A little more than a year ago, I posted a very similar shot of the Joshua Tree landscape and the desert in bloom. This photo, however, shows more of that hairy prickly pear cactus in the foreground that kind of looks like an old man’s beard. The desert blooms very quickly and unpredictably. I was lucky on this trip to catch it in all its glory.
I was in a canoe late in the day in Madidi National Park in Bolivia when I saw a small troop of red howler monkeys. They were in the trees along the edge of the lake and appeared to be settling in for the night. This guy was the alpha male of the troop and was making sure that all the other monkeys made it to the resting spot safely.
In honor of Botswana’s first ever Olympic medal last night (a silver in the 800 meters) I thought I’d post another of that country’s most ferocious residents — the fun loving honey badger. This guy was on the prowl late in the afternoon in the Central Kalahari Game Reserve. He walked right through our camp while I was hidden in a makeshift blind consisting of about eight discarded boxes from the local villagers.
Sometimes you need a hand in there to get a sense of scale. This was a little leaf-tailed gecko that my guide found one night while we were out spotlighting in Ranomafana National Park in Madagascar. In my three weeks in the country, I saw both geckos and chameleons that were as small as an inch long, while others were over two feet.
This pheasant-sized bird is quite the character in the rain forests of South America. A bit ungainly and almost geeky looking, but also with some attractive coloring around the face. Hoatzins are also called stink birds. Unique among birds, their diet consists solely of leaves and this is what causes the cow-manure like smell that they emit. I liked the way that this guy was framed by all that foliage. The photo was taken in Madidi National Park in Bolivia.
When it’s getting late and I’m too tired to search through my files for a photo of the day, I can always count on an orangutan. In this case two of them. These guys were swinging through the jungle in Tanjung Puting National Park in Indonesian Borneo.

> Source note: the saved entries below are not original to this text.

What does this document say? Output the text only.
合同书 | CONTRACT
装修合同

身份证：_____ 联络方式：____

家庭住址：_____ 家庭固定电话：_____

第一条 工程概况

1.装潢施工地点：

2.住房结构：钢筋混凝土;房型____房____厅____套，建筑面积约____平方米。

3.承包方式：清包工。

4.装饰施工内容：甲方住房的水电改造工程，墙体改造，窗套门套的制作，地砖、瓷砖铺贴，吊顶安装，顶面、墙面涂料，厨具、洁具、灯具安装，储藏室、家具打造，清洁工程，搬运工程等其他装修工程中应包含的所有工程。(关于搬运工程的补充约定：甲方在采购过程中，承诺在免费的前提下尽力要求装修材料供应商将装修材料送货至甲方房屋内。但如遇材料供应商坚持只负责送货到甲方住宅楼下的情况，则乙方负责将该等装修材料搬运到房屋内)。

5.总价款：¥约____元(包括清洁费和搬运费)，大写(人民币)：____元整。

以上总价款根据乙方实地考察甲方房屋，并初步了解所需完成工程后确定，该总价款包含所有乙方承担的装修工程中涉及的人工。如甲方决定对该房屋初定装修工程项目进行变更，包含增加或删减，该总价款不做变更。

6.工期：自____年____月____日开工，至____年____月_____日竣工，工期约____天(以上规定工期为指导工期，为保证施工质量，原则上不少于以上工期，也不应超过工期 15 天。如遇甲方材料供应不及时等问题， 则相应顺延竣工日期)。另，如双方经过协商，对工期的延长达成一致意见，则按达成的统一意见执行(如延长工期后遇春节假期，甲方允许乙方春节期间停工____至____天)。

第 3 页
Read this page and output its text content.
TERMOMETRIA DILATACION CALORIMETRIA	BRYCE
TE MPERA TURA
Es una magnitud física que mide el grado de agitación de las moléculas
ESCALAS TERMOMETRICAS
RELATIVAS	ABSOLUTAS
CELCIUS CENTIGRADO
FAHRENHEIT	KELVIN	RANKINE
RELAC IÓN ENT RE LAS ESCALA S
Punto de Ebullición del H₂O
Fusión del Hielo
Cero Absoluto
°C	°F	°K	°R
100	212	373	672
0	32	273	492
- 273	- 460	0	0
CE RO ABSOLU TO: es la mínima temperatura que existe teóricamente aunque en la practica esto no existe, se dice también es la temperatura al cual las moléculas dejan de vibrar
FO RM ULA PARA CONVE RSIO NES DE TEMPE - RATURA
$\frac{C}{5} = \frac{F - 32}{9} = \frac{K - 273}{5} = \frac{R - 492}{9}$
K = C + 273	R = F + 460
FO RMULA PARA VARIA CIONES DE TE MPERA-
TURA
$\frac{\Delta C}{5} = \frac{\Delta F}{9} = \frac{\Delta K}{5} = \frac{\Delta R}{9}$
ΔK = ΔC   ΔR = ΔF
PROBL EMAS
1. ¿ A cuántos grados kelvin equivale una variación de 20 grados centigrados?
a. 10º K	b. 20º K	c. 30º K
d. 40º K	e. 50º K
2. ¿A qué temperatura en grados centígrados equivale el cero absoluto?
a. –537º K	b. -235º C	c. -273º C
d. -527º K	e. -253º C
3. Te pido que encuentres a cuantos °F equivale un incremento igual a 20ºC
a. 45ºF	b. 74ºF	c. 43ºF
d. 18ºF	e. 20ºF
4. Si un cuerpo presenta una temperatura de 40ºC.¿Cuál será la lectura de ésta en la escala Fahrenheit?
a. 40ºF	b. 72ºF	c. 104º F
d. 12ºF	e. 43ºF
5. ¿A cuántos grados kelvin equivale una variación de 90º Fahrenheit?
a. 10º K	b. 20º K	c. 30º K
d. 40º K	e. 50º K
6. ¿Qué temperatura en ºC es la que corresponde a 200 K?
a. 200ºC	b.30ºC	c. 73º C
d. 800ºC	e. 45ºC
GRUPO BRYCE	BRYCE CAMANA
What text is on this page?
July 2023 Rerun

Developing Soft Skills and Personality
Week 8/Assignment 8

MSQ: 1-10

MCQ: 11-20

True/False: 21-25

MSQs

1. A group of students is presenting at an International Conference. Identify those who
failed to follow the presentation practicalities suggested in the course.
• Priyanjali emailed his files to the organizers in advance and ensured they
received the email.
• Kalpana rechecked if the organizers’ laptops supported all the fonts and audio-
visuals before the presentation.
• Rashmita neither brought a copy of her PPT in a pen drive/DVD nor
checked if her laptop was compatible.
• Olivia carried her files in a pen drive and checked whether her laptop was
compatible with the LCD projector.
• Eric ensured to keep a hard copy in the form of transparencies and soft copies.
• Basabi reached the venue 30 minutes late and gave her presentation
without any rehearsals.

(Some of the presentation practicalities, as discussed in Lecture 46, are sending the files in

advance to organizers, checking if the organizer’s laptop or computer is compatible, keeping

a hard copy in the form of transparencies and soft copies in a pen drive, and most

When a springbok pronks like this, it is warning would-be predators not to bother — that it is healthy and not worth the effort to try and catch. I suppose it works sometimes, not others. I photographed this springbok early in the morning in the Central Kalahari Game Reserve of Botswana.
A chameleon’s tongue can be one and a half to two times its body length. The strike for prey happens so fast that it’s hard to get a picture (usually about 0.07 seconds). In my three weeks in Madagascar, I only had two opportunities to see and catch a tongue shot. This is one of them.